What do I hope will happen next month? Well it's June and the kids get out of school on the eighth. David (my son) has his eighth grade Promotion Ceremony on the seventh. YAY! David was also accepted into the AHS EDGE Academy. We went to the EDGE Expo and ribbon cutting ceremony tonight. It was very exciting. For the month of June, I hope start to better myself. I have a list of things I want to do this summer. I have goals I want to accomplish as well. June is the starting month. I am giving myself 3 months to get some things done and some things started. I don't want to start out doing it all at once and then give up cause I am asking too much of myself right off.  Stepping stones is the way to do it. I figure start something new every two weeks and I should be okay.  There are thirteen weeks until September 1st.
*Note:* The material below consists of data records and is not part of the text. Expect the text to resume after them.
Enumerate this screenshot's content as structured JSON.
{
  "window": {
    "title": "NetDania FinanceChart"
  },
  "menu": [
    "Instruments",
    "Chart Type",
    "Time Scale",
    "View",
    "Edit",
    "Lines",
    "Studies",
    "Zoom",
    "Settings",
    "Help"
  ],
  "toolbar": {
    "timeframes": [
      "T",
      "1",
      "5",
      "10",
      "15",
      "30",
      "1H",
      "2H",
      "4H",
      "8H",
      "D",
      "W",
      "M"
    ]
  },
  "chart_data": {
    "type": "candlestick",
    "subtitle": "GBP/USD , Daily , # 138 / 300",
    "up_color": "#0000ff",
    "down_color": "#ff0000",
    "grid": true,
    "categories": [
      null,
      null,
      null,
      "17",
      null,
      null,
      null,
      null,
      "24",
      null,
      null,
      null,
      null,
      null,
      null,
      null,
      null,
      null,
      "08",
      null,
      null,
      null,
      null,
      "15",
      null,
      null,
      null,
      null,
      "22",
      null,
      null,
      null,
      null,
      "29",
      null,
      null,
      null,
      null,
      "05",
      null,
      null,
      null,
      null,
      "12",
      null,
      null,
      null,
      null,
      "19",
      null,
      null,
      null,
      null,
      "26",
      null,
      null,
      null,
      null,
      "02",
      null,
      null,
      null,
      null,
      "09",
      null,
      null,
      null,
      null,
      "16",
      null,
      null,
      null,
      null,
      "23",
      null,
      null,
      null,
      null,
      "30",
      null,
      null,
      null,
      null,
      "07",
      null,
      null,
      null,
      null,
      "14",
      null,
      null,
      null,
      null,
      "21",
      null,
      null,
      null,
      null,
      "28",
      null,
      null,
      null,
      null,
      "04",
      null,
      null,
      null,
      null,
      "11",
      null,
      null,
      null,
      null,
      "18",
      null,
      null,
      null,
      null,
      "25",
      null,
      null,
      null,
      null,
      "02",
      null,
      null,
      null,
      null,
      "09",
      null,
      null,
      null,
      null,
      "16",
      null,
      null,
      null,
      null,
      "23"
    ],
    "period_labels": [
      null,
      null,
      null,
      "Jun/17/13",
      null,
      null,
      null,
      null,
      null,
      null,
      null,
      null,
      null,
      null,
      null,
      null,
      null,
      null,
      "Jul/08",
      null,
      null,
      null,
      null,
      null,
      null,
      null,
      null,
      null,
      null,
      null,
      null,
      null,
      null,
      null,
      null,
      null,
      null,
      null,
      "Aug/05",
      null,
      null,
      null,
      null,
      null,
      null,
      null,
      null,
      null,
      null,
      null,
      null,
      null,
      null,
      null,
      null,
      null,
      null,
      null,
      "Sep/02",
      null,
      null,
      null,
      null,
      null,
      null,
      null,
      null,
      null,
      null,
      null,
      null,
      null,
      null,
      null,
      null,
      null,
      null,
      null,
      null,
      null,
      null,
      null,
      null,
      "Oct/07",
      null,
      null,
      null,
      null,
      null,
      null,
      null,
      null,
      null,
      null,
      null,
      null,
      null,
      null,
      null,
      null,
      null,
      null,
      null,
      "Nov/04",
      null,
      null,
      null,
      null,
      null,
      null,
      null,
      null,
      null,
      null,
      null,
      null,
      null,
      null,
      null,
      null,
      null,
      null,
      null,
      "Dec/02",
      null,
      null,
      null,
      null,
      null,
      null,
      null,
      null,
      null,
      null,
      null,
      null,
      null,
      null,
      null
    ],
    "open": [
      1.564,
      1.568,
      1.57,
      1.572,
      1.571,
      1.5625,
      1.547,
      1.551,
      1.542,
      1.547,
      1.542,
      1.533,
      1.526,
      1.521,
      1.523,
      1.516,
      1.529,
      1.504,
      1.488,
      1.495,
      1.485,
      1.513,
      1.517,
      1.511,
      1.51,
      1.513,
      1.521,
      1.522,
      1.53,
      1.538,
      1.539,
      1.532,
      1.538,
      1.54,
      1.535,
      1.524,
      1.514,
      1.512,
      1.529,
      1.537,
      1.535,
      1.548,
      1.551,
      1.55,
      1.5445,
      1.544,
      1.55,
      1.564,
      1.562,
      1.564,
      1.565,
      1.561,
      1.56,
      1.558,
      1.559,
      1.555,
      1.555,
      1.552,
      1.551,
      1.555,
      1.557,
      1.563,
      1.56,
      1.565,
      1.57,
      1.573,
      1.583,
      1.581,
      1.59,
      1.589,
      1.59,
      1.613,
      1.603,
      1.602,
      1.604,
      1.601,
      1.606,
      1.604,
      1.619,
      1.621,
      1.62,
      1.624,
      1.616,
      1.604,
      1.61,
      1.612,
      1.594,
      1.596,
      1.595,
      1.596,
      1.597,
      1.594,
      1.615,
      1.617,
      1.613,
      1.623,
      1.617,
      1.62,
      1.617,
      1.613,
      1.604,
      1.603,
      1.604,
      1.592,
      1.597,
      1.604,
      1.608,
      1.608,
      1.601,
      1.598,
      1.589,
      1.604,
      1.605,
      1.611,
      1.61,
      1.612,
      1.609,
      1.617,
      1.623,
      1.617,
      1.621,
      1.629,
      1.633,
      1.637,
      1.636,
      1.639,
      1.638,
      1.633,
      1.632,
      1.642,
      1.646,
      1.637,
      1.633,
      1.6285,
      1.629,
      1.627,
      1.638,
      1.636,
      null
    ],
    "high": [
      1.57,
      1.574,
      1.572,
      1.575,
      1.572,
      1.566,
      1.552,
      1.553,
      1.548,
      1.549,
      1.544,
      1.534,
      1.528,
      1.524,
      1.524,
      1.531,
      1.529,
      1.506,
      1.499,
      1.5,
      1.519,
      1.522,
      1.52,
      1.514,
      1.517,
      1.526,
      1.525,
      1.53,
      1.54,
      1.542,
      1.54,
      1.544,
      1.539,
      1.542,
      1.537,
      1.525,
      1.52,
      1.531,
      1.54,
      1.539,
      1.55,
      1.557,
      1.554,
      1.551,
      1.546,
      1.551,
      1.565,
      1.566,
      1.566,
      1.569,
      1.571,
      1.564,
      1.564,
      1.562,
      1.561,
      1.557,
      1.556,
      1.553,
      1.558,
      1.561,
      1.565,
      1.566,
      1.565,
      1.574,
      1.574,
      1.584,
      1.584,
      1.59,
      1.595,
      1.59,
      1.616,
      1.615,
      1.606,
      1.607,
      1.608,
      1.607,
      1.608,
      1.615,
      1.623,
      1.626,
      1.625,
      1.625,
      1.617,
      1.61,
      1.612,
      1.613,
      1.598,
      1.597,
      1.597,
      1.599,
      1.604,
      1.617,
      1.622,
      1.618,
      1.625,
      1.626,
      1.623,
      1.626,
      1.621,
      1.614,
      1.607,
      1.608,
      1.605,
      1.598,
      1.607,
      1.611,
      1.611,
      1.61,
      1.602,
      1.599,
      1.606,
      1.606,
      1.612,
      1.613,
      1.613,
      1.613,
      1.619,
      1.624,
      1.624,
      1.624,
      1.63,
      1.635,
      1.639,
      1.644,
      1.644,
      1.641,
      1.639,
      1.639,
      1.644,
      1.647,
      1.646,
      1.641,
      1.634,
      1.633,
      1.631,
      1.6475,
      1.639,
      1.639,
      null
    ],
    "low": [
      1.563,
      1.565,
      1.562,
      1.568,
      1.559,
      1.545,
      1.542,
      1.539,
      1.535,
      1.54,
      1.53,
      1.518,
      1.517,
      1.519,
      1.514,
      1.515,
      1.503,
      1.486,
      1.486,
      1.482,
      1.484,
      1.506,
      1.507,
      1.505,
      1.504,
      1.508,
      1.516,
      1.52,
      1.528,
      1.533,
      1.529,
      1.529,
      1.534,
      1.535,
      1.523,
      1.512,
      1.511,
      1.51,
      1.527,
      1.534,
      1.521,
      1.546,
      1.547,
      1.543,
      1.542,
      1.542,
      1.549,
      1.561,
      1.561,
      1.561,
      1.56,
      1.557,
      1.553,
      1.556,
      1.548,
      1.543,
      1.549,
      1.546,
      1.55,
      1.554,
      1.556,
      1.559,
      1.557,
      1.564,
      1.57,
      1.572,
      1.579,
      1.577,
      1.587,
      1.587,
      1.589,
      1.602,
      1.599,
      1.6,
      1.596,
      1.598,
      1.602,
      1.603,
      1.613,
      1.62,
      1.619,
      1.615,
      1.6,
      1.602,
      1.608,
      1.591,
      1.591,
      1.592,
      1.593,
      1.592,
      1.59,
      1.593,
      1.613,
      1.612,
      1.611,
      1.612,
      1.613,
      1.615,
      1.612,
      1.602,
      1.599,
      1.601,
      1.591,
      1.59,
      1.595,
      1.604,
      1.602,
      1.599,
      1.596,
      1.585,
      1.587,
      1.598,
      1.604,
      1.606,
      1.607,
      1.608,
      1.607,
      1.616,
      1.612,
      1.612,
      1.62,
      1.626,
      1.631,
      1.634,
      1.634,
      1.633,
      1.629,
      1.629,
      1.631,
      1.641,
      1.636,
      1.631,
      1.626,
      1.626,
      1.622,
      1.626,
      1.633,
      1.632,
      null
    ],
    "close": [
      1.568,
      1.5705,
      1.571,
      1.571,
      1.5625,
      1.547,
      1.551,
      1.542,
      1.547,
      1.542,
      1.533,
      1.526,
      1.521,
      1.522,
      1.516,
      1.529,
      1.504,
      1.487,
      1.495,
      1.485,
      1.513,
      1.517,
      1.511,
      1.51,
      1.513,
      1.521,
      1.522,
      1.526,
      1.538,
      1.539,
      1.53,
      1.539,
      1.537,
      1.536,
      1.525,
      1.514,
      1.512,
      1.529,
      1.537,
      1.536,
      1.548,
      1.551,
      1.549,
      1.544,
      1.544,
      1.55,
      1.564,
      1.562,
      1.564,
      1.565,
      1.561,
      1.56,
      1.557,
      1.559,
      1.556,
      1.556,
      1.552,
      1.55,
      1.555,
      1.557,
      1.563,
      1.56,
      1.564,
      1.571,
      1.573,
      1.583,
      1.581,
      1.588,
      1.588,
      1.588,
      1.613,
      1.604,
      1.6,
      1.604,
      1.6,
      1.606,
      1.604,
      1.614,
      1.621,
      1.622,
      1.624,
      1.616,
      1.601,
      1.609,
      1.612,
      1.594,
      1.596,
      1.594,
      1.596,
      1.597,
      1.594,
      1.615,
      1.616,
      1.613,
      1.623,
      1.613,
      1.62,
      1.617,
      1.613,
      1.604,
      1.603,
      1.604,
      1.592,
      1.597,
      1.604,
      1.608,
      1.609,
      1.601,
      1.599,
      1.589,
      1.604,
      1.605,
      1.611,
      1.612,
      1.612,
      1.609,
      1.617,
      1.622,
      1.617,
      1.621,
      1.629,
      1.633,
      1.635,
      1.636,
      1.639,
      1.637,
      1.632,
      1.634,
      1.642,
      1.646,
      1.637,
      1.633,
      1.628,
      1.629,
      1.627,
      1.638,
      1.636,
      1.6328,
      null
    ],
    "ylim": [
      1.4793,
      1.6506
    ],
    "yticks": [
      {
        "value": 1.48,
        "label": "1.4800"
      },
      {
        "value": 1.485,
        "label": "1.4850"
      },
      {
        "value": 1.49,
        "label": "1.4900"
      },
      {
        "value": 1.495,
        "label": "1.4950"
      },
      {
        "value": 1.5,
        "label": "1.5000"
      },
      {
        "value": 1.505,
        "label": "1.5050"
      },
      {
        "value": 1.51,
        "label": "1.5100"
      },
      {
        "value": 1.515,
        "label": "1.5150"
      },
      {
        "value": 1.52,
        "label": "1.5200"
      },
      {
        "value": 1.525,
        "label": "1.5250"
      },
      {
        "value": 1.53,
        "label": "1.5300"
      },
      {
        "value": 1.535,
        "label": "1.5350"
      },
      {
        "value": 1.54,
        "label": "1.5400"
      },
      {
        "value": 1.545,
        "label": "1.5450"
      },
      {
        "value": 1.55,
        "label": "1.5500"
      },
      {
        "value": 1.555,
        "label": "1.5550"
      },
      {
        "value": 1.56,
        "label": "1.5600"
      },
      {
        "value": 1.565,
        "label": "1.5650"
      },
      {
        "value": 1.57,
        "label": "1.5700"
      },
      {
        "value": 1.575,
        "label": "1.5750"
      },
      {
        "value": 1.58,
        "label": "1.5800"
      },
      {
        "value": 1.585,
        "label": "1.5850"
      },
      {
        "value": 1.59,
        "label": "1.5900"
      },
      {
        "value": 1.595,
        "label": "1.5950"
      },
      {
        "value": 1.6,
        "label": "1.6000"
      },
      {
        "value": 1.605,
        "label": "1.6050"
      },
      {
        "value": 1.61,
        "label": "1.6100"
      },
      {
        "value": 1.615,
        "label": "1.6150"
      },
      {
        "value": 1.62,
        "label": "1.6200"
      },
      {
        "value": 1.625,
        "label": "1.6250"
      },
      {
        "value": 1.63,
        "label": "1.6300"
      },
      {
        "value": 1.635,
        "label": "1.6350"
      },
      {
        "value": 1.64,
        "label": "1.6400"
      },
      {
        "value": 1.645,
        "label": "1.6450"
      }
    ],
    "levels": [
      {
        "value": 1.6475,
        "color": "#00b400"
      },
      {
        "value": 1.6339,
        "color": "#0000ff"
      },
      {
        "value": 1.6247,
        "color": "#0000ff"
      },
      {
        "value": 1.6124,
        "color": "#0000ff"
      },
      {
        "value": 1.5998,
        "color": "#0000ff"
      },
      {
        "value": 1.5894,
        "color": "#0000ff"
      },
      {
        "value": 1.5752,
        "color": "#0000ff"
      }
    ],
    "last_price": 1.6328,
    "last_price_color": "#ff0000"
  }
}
I have eight total goals/challenges for summertime.

Challenges
1. Detox- Tea, fruit, and veggies for 30 days (water is a given)
2. No Facebook (exception for Davids Promotion Ceremony/dinner)
3. 30 day book challenge: How many can I read. (I may change it to the whole summer)
4. Summer self portrait challenge (a photo of myself everyday this summer)

Goals
1. walk/jog & Body Rock everyday (cardio or dance three times a week)
2. Make 5 purses/bags
3. Make 3 stuffed animals (one for each of my kids)
4. Make a quilt

The detox is needed. I ingest way to much sugar, salt, and caffeine. I will be substituting tea for soda and will gradually add coffee in the mornings. I'm not a big fan of coffee but will have one serving in the morning sometimes. I walk a lot already but I would like to add some jogging into it and go for longer distances. The Body Rock program will be great for me to do instead of going to a gym and I can even do the exercises anywhere if I have my phone. The photo challenge is more for me to record my progress.
I have all this stuff sitting in garbage bags waiting to be cut and sewn into something new, and I think it's time to recycle those items. Plus it will declutter my apartment and help me get back into non-consumerism.